Zumbindo

Como tudo mais que já não tinha, só deu por sua falta quando o perdeu. Antes, ele a angustiava e deprimia com sua presença pungente, todas as noites e manhãs, desenrolando à sua frente, um dia depois do outro, a bandeira da solidão em vez da paz. Agora, sua ausência a martiriza de maneira atroz, numa agonia constante. Sem misericórdia nem compaixão.
Ela não se lembra muito bem quando foi que o perdeu de vez. Há uns quinze anos, ele costumava sumir depois de noites badaladas, micaretas ou raves ensurdecedoras. Mas sempre voltava, plácido, como não poderia deixar de ser. Talvez tenha sido a displicência ou idade que o afastaram definitivamente. Seria doença? Não, Deus não permita uma desgraça dessas! Vai, reza, tem fé que tudo há de voltar a ser como era.
Começou a estranhar ao perceber naqueles momentos em que se deita, já depois da meia-noite, no escuro do seu quarto - agora exclusivamente seu -, uma espécie de apito agudo vindo das profundezas de sua mente. No início não deu importância. Seria só algo passageiro, uma bobagem. Só que essa efervescência travestida em som continuou se impondo, cada vez mais alta. A cada noite mais nítida.
O guincho da sereia a convida a mergulhar na profundezas dos pensamentos mais perdidos e insólitos. Ela não consegue resistir ao chamado e segue em direção às trevas geladas da rejeição, da solitude. Sente medo. Frustração. Dor. Culpa. Saudade. Insegurança. Sente as batidas do coração e a cabeça latejar. Fecha os olhos e aperta bem as pálpebras, como se pudesse empurrar tudo isso pra longe de si mesma, bem longe dali. Mas não pode.
A tortura vai se estendendo para além de semanas, meses até. Ela então pinga o remédio oleoso para dentro do ouvido e toma comprimidos caríssimos que não são nenhuma garantia de cura, se é que ela existe. Se obriga a ter esperança e acreditar que tudo vai passar junto com o zumbido. É só uma questão de tempo. Por que está chorando? Não é nenhum câncer, ninguém está morrendo! Se anima, é jovem e tem uma vida inteira pela frente. Tem trabalho, casa, família e mais amigos do que tempo pra passar com eles. Qual é o seu problema? Seja grata, acredite na providência divina. Ore. Espere. Confie. Faça por merecer. Não fique triste, não se deixe abater, não chore, não grite, não se desespere, não pule.
Quer esquecer tudo de ruim. Quer esquecer a outra falta. Que amar... Mas como realizar sonhos e ser feliz sem o seu silêncio precioso? Esse alarme disparado 24 horas por dia, sete dias por semana, faz com que ela se mantenha em estado perene de alerta. Pronta pra explodir a qualquer momento, com uma faísca qualquer. Ninguém mais pode ouvir, só ela, o tempo inteiro, escutando um grito agudo de pavor que aumenta ainda mais quando tenta abafá-lo. Não há nenhuma saída, não pode correr nem se esconder. Só durante o sono está livre desse tormento, mas fica sempre mais difícil adormecer com o barulho impertinente.

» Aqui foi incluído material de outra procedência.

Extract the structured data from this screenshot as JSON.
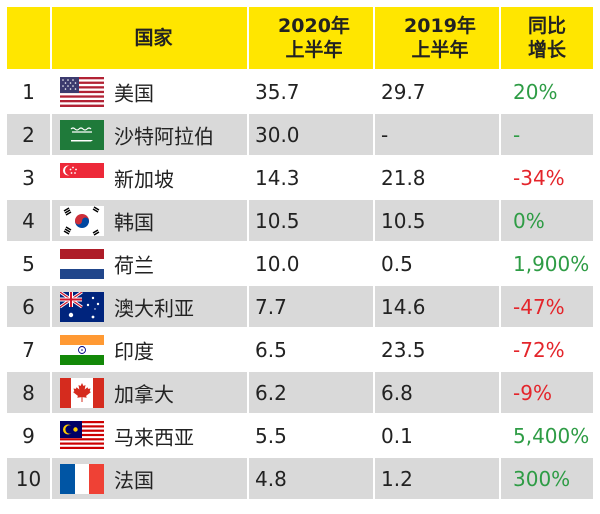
{
  "header": {
    "country": "国家",
    "h2020_line1": "2020年",
    "h2020_line2": "上半年",
    "h2019_line1": "2019年",
    "h2019_line2": "上半年",
    "growth_line1": "同比",
    "growth_line2": "增长"
  },
  "rows": [
    {
      "rank": "1",
      "flag_icon": "usa-flag-icon",
      "country": "美国",
      "v2020": "35.7",
      "v2019": "29.7",
      "growth": "20%",
      "trend": "positive"
    },
    {
      "rank": "2",
      "flag_icon": "saudi-arabia-flag-icon",
      "country": "沙特阿拉伯",
      "v2020": "30.0",
      "v2019": "-",
      "growth": "-",
      "trend": "positive"
    },
    {
      "rank": "3",
      "flag_icon": "singapore-flag-icon",
      "country": "新加坡",
      "v2020": "14.3",
      "v2019": "21.8",
      "growth": "-34%",
      "trend": "negative"
    },
    {
      "rank": "4",
      "flag_icon": "south-korea-flag-icon",
      "country": "韩国",
      "v2020": "10.5",
      "v2019": "10.5",
      "growth": "0%",
      "trend": "positive"
    },
    {
      "rank": "5",
      "flag_icon": "netherlands-flag-icon",
      "country": "荷兰",
      "v2020": "10.0",
      "v2019": "0.5",
      "growth": "1,900%",
      "trend": "positive"
    },
    {
      "rank": "6",
      "flag_icon": "australia-flag-icon",
      "country": "澳大利亚",
      "v2020": "7.7",
      "v2019": "14.6",
      "growth": "-47%",
      "trend": "negative"
    },
    {
      "rank": "7",
      "flag_icon": "india-flag-icon",
      "country": "印度",
      "v2020": "6.5",
      "v2019": "23.5",
      "growth": "-72%",
      "trend": "negative"
    },
    {
      "rank": "8",
      "flag_icon": "canada-flag-icon",
      "country": "加拿大",
      "v2020": "6.2",
      "v2019": "6.8",
      "growth": "-9%",
      "trend": "negative"
    },
    {
      "rank": "9",
      "flag_icon": "malaysia-flag-icon",
      "country": "马来西亚",
      "v2020": "5.5",
      "v2019": "0.1",
      "growth": "5,400%",
      "trend": "positive"
    },
    {
      "rank": "10",
      "flag_icon": "france-flag-icon",
      "country": "法国",
      "v2020": "4.8",
      "v2019": "1.2",
      "growth": "300%",
      "trend": "positive"
    }
  ],
  "colors": {
    "header_bg": "#ffe600",
    "alt_row_bg": "#d9d9d9",
    "positive": "#2e9c45",
    "negative": "#e4252b"
  }
}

Tenta enganá-lo com falsas ondas do mar, chuva, passarinhos, música para relaxar... Qualquer coisa que mude o foco para outro lugar. Mas ele continua ali, esperando a primeira brecha de atenção pra esbravejar aos quatro cantos do cérebro. Estaria ficando louca? Não, se estivesse, sua psicanalista teria diagnosticado, imagina.
Não é nada, vai passar. É só uma fase. Pode ser o retorno de Saturno, ou o inferno astral, ou a TPM, ou tudo isso ao mesmo tempo. Ela é forte, aguenta. Jura pra si mesma que não está sozinha e que pode perfeitamente ser feliz sem eles. O silêncio e o outro.